Canberra was a patch of earth when it was famously chosen as Australia’s capital city for its midway location between Sydney and Melbourne in 1906.
Professor Horne said Canberra succeeded because of strong and consistent backing across the community.
“New cities are often vilified for not being ‘authentic’ enough, dismissed as areas for those who can’t afford the capital cities, or criticised for lacking culture,” he said.
“Canberra now boasts a strong community and culture with state-of-the-art infrastructure.
“Victoria planners and governments can learn a lot from the Canberra model, particularly the government commitment and community buy in as the way to build successful cities.
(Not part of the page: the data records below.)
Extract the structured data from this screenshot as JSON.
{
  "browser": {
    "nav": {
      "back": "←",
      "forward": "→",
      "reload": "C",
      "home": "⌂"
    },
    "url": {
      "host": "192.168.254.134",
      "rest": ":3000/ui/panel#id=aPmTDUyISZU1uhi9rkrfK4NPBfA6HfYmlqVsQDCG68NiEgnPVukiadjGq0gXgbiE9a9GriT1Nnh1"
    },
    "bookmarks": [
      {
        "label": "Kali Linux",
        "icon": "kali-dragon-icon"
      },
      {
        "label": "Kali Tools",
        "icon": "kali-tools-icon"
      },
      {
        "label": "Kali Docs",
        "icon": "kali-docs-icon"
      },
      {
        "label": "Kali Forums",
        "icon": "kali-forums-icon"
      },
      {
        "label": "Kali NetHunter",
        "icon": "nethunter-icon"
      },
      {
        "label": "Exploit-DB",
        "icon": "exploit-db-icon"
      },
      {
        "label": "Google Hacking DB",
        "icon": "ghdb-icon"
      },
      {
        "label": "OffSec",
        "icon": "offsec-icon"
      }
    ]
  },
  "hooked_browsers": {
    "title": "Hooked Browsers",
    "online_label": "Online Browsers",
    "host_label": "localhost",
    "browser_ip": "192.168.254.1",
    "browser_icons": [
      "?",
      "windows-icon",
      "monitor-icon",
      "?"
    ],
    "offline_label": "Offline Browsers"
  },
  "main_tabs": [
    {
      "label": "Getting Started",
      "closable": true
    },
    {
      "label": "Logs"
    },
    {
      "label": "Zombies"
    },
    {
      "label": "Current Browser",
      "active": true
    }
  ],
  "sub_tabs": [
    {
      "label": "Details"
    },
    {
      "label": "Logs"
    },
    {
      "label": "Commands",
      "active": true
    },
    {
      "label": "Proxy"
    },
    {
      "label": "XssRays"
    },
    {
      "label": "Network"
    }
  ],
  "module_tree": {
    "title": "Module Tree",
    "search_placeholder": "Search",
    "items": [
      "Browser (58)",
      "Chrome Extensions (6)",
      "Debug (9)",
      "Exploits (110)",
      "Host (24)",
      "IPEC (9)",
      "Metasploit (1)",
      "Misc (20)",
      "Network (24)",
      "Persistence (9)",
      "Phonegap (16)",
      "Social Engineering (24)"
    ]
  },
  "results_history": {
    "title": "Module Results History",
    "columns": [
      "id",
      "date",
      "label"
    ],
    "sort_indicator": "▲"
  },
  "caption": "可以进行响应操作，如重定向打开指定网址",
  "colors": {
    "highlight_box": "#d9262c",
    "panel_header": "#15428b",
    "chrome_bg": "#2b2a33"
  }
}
“Like trees over time turn into forests, cities too need time to grow into their own lush and vibrant ecosystems.”
Sponsor of Balance Victoria, which commissioned the paper from RMIT, Jay Grant said the new report was an important contribution to Victoria’s decentralisation conversation.
“Interrogation of historical attempts at decentralisation and a prescient reminder of the key values and goals needs to remain front-of-mind for any planned decentralisation effort,” he said.
“A decentralisation program for our state can develop a Victorian super-region that offers a single jobs market and agglomerated economic base that can compete with the major centres and regions in the Asia Pacific.
“This is a real opportunity for our state and our nation, if we plan for and manage it effectively.”